10 The Commission is also considering whether to allow the operative dates of any 19(b)(6) rule changes to be suspended for 60 days to allow the SEC to withdraw any it finds contrary to the public interest. This adjustment to the proposed rule, however, would have the effect of nullifying any advantages obtained from faster approvals and would not represent a material change from the prevailing status quo.
11 We would suggest offering electronic filing as an option rather than a requirement of the new rule. There are short-run costs associated with changing from a paper-based filing system to an electronic one, and while the benefits of electronic filing in the long run will likely outweigh the costs, an approach that allows the SROs to determine for themselves the most cost-effective conversion path seems the one most likely to generate preferred combinations of cost savings and filing efficiency.
12 Indeed, the proposed requirement to have either the CEO or chief counsel of an SRO certify any filing may represent an increased burden stemming from the rule change.

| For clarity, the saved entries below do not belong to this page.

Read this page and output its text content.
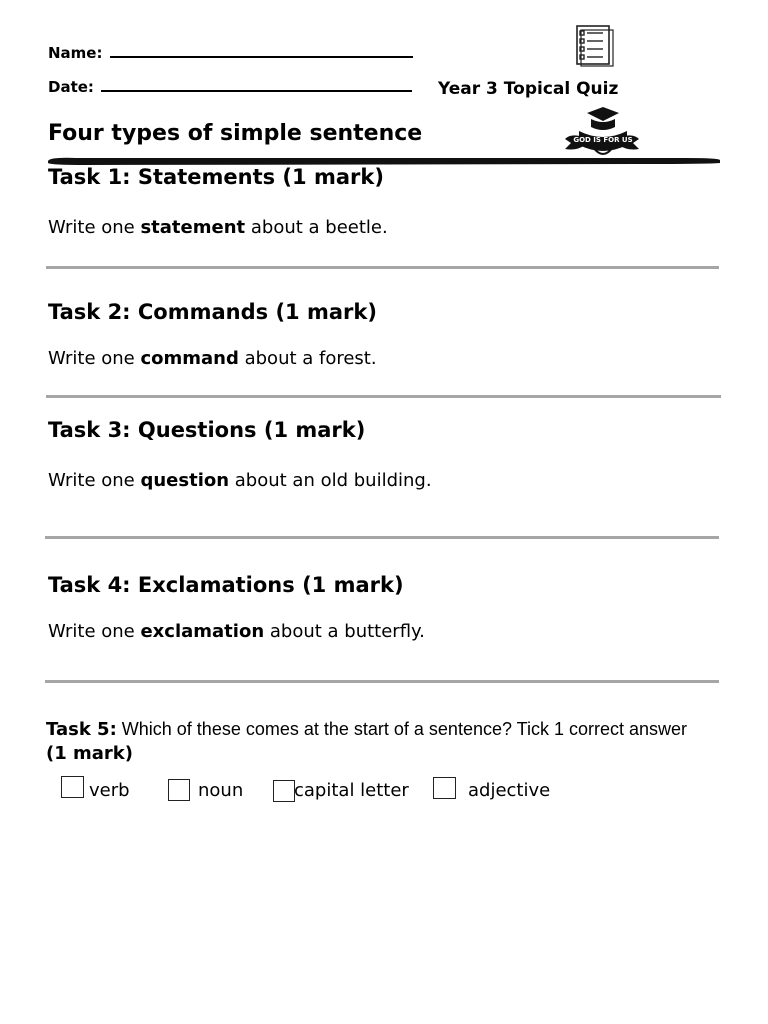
Name:
Date:	Year 3 Topical Quiz
Four types of simple sentence	GOD IS FOR US
Task 1: Statements (1 mark)
Write one statement about a beetle.
Task 2: Commands (1 mark)
Write one command about a forest.
Task 3: Questions (1 mark)
Write one question about an old building.
Task 4: Exclamations (1 mark)
Write one exclamation about a butterfly.
Task 5: Which of these comes at the start of a sentence? Tick 1 correct answer (1 mark)
verb	noun	capital letter	adjective
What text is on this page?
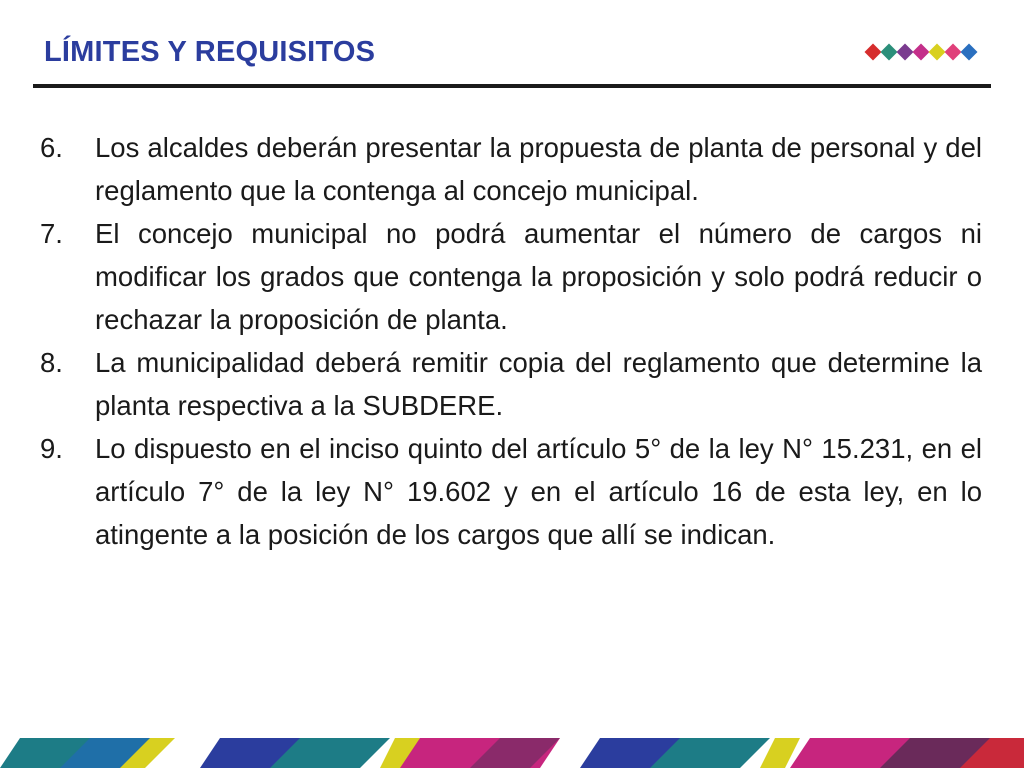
LÍMITES Y REQUISITOS
6.	Los alcaldes deberán presentar la propuesta de planta de personal y del reglamento que la contenga al concejo municipal.
7.	El concejo municipal no podrá aumentar el número de cargos ni modificar los grados que contenga la proposición y solo podrá reducir o rechazar la proposición de planta.
8.	La municipalidad deberá remitir copia del reglamento que determine la planta respectiva a la SUBDERE.
9.	Lo dispuesto en el inciso quinto del artículo 5° de la ley N° 15.231, en el artículo 7° de la ley N° 19.602 y en el artículo 16 de esta ley, en lo atingente a la posición de los cargos que allí se indican.
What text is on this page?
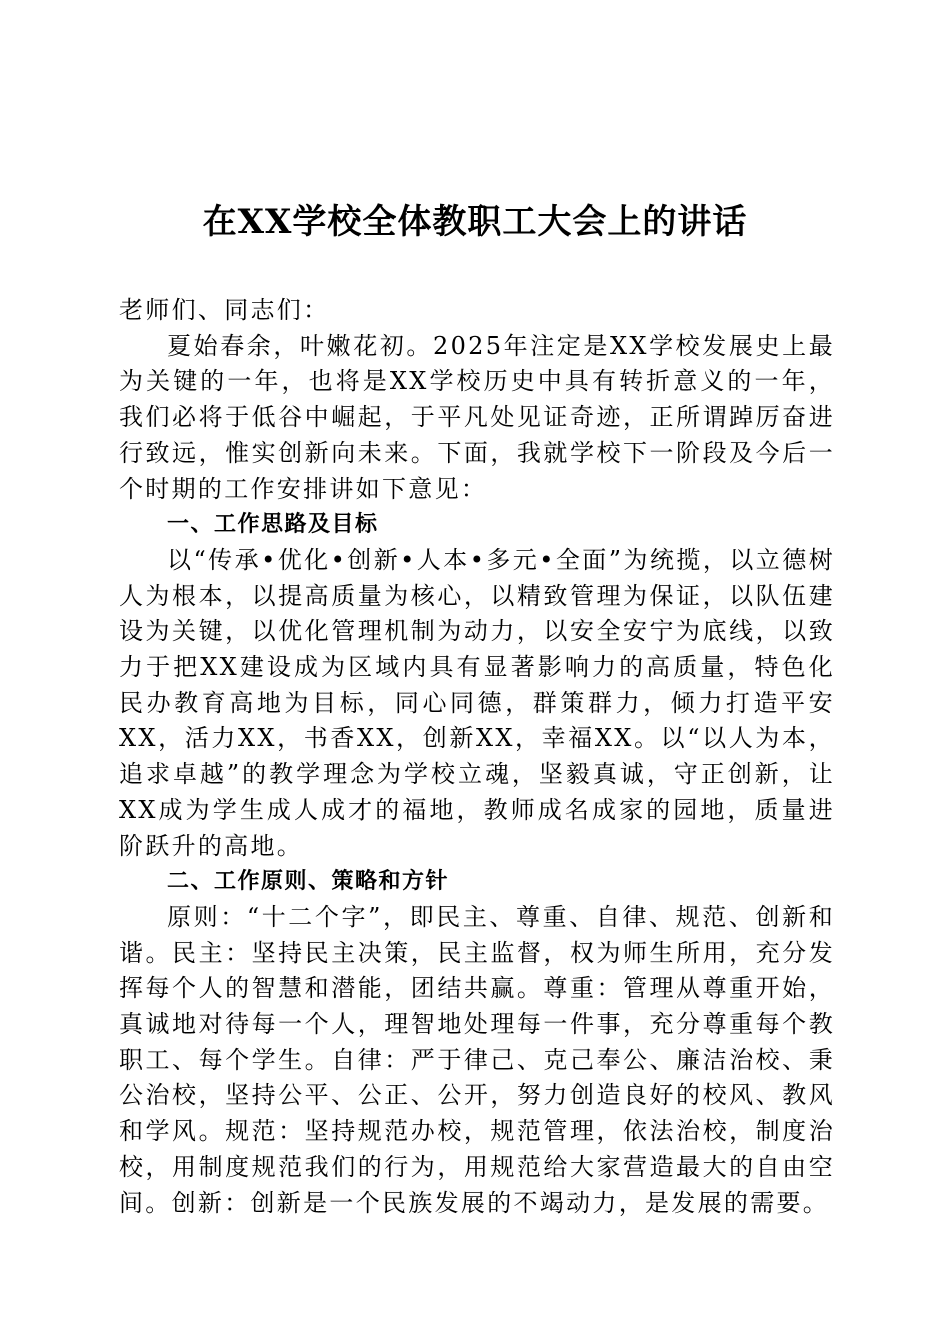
在XX学校全体教职工大会上的讲话

老师们、同志们：

夏始春余，叶嫩花初。2025年注定是XX学校发展史上最为关键的一年，也将是XX学校历史中具有转折意义的一年，我们必将于低谷中崛起，于平凡处见证奇迹，正所谓踔厉奋进行致远，惟实创新向未来。下面，我就学校下一阶段及今后一个时期的工作安排讲如下意见：

一、工作思路及目标

以“传承•优化•创新•人本•多元•全面”为统揽，以立德树人为根本，以提高质量为核心，以精致管理为保证，以队伍建设为关键，以优化管理机制为动力，以安全安宁为底线，以致力于把XX建设成为区域内具有显著影响力的高质量，特色化民办教育高地为目标，同心同德，群策群力，倾力打造平安XX，活力XX，书香XX，创新XX，幸福XX。以“以人为本，追求卓越”的教学理念为学校立魂，坚毅真诚，守正创新，让XX成为学生成人成才的福地，教师成名成家的园地，质量进阶跃升的高地。

二、工作原则、策略和方针

原则：“十二个字”，即民主、尊重、自律、规范、创新和谐。民主：坚持民主决策，民主监督，权为师生所用，充分发挥每个人的智慧和潜能，团结共赢。尊重：管理从尊重开始，真诚地对待每一个人，理智地处理每一件事，充分尊重每个教职工、每个学生。自律：严于律己、克己奉公、廉洁治校、秉公治校，坚持公平、公正、公开，努力创造良好的校风、教风和学风。规范：坚持规范办校，规范管理，依法治校，制度治校，用制度规范我们的行为，用规范给大家营造最大的自由空间。创新：创新是一个民族发展的不竭动力，是发展的需要。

13 The recent rescission of Rule 390 at the New York Stock Exchange is a large step toward doing away any vestigial monopoly trading privileges in certain NYSE-listed stocks, for example.
14 See the introductory material in § III of the Proposed Rule.
15 This is not meant to suggest the proposed changes are worthless; rather, it simply suggests that to expect, as the SEC does, significant innovation because of this rule change is not reasonable.